MAAF KARENA MELUPAKANMU
ersahabatan itu indah, tanpa sahabat
hidup ini terasa hampa, sepi, sendiri. Persahabatan bagai kepompong, mungkin
itulah salah satu lagu favoritku dengan sahabatku, Fhita. Setiap saat, aku
selalu bersama dengannya. Entah kenapa aku meerasa klop dengannya. Kita
bagaikan saudara kembar yang terpisah. Teman sekelas kami bilang, wajah kita
mirip. Hal yang kita sukaipun serupa, mulai dari warna, style rambut sampai
baju, idola, sampai komik favoritpun kita sama. Tapi, aku menyesal. Aku benar
benar sangat menyesal. Lebih dari sebuah penyesalan karena cinta. Bukan pula
karena aku menyesal berteman dengan Fitha. Sebaliknya, aku sangat beruntung
berteman dengannya. Lebih beruntung dari mendapatkan tanda tangan artis idola.
Tapi, sayang aku terlambat. Aku menyesal. Kenapa penyesalan datang terakhir.

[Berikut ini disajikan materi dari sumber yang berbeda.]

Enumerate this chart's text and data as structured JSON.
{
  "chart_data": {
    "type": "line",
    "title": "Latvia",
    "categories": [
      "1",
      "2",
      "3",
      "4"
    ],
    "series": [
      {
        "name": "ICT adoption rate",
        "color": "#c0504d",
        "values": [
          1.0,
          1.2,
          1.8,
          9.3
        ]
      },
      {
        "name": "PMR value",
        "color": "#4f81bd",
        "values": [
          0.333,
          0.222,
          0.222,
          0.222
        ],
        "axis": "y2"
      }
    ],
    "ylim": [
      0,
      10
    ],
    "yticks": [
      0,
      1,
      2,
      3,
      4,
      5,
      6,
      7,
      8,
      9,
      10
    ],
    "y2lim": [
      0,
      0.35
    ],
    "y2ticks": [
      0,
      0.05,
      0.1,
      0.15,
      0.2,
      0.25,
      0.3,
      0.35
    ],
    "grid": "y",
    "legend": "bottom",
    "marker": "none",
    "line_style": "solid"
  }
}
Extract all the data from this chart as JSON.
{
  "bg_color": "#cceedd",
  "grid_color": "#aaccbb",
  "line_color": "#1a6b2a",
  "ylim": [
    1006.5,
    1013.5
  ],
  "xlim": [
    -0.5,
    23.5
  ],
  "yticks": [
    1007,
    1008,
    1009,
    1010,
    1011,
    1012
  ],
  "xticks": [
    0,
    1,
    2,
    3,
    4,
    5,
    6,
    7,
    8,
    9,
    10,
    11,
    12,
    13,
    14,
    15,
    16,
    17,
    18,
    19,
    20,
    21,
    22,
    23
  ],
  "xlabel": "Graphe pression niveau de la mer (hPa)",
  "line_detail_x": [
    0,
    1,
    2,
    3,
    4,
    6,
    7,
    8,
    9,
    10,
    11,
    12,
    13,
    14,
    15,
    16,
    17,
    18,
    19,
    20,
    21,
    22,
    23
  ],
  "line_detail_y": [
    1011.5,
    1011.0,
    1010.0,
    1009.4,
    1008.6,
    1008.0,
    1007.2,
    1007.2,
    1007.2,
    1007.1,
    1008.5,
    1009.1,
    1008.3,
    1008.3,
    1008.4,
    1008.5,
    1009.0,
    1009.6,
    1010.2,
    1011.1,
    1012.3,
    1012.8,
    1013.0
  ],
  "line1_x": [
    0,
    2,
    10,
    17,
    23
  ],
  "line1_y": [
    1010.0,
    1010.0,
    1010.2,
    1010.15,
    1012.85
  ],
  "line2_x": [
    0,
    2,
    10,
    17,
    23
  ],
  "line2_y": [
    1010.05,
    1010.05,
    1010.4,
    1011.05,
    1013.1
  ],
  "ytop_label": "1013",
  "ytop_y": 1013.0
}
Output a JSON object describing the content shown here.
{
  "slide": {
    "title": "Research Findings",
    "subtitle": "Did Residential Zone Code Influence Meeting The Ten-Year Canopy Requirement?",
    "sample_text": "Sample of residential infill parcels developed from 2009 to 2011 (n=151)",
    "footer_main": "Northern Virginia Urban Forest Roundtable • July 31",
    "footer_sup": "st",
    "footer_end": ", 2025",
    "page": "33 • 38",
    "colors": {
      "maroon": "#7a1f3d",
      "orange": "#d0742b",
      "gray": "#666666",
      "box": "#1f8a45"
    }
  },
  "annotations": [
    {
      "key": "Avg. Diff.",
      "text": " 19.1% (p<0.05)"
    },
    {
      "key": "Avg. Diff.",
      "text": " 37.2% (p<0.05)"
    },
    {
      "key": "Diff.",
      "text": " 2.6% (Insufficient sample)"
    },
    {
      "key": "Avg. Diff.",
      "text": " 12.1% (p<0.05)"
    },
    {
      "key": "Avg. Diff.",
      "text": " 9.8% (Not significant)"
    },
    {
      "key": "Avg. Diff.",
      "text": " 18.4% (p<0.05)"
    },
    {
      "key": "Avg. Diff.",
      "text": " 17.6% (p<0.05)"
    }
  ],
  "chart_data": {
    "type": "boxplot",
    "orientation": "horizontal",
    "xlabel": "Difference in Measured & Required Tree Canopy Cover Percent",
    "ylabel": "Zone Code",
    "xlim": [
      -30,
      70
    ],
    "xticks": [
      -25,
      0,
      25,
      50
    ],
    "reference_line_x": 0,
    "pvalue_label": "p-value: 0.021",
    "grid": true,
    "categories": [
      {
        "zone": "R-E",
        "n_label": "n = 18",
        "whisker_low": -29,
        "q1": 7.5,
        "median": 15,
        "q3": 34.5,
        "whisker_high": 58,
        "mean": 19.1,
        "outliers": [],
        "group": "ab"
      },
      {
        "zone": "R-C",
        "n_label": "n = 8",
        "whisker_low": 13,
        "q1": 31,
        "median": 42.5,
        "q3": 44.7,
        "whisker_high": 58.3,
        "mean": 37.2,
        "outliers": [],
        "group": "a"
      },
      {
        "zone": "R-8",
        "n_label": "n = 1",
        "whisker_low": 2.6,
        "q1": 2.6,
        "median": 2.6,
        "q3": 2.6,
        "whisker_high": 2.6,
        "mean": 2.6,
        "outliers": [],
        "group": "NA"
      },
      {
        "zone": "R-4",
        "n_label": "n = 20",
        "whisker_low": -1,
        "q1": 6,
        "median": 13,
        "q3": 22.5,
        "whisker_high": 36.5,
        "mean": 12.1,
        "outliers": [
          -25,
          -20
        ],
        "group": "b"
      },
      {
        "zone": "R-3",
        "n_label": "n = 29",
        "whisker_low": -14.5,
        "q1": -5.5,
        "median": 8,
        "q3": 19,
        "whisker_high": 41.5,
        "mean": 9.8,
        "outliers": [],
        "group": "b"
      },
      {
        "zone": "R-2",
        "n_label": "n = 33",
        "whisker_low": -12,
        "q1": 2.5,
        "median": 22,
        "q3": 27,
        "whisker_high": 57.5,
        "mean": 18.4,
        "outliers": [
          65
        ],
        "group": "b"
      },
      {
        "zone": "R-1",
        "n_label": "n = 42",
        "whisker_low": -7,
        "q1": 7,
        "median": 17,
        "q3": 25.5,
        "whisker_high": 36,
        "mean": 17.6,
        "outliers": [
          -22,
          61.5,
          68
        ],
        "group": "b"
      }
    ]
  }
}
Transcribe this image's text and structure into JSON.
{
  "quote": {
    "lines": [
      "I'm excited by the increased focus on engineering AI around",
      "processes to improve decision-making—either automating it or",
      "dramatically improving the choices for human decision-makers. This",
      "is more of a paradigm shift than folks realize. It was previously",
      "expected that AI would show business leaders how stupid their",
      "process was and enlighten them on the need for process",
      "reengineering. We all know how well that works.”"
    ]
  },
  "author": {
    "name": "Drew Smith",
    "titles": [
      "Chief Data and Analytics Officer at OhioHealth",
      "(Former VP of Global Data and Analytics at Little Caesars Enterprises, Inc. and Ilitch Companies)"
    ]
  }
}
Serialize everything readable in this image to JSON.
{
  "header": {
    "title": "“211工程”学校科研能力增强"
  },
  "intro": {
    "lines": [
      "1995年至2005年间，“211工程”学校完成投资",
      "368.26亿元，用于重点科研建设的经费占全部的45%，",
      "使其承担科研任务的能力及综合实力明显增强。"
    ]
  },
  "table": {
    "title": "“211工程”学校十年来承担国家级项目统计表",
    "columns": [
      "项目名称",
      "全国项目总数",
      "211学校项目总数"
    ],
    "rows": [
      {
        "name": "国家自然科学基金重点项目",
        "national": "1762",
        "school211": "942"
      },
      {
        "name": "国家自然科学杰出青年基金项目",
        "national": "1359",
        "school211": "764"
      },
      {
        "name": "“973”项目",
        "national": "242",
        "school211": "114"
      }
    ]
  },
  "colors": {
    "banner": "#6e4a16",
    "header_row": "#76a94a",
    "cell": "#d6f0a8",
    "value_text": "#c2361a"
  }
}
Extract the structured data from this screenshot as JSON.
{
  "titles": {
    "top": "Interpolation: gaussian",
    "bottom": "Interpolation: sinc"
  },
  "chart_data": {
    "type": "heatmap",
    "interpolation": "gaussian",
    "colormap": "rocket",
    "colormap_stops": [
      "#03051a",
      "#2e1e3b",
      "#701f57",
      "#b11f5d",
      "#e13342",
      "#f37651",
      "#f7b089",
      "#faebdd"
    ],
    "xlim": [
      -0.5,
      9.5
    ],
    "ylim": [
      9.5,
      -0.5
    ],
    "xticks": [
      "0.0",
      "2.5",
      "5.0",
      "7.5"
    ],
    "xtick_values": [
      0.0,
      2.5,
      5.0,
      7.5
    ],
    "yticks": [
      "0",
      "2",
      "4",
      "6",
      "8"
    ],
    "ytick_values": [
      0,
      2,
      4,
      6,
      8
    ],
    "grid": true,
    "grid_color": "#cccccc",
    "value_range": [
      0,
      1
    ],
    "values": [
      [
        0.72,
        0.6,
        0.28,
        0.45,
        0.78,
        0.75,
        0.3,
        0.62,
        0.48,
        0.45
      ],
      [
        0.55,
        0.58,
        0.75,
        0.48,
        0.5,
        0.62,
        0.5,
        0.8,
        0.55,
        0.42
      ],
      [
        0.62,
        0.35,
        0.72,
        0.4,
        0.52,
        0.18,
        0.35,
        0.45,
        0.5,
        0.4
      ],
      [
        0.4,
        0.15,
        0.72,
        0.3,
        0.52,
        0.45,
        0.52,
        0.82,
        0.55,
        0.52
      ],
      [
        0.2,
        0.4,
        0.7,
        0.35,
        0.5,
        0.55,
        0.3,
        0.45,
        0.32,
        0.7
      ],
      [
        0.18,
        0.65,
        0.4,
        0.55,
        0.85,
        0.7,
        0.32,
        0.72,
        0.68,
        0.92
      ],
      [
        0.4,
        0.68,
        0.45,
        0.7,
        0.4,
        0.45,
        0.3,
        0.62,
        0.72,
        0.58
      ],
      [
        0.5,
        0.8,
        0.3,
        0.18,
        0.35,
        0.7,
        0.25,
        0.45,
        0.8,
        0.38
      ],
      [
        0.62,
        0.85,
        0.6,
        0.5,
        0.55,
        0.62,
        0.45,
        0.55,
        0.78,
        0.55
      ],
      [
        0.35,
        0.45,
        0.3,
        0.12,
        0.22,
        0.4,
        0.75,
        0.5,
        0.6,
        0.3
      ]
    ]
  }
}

Tapi ini semua terlanjur terjadi. Sehingga aku terlambat untuk meminta maaf
padamu, Fitha. Dan kini aku hanya bisa menatap sebuah batu nisan bertuliskan
namamu, ku ingat awal kejadian itu hingga semua menjadi begini
Saat
itu bel sekolah telah berbunyi jam pelajaran pertama dimulai. Bu Asih datang
dengan seorang gadis seusiaku dan Fitha. Ternyata dia murid baru di kelasku. Bu
Asih mulai memperkenalkan gadis itu. “Anak – anak hari ini ada murid baru di
kelas ini. Ayo perkenalkan dirimu”. Ucap Bu Asih. “Selamat pagi teman – teman,
perkenalkan nama saya Rosavina Melati, kalian bisa panggil saya Rosa. Salam
kenal”. Ucapnya memperkenalkan diri. “Rosa, sekarang kamu bisa duduk di bangku
yang kosong di belakang”. “Maaf bu, saya tidak biasa duduk di belakang, karena
mempersulit saya untuk bertanya”. Ucap Rosa kembali. “Ooh.. kalau begitu,
Fitha, sekarang kamu pindah ke belakang. Rosa, kamu boleh duduk di sebelah
Maya”. Perintah bu Asih. “Tapi, bu. Saya selalu duduk dengan Fitha, bu”.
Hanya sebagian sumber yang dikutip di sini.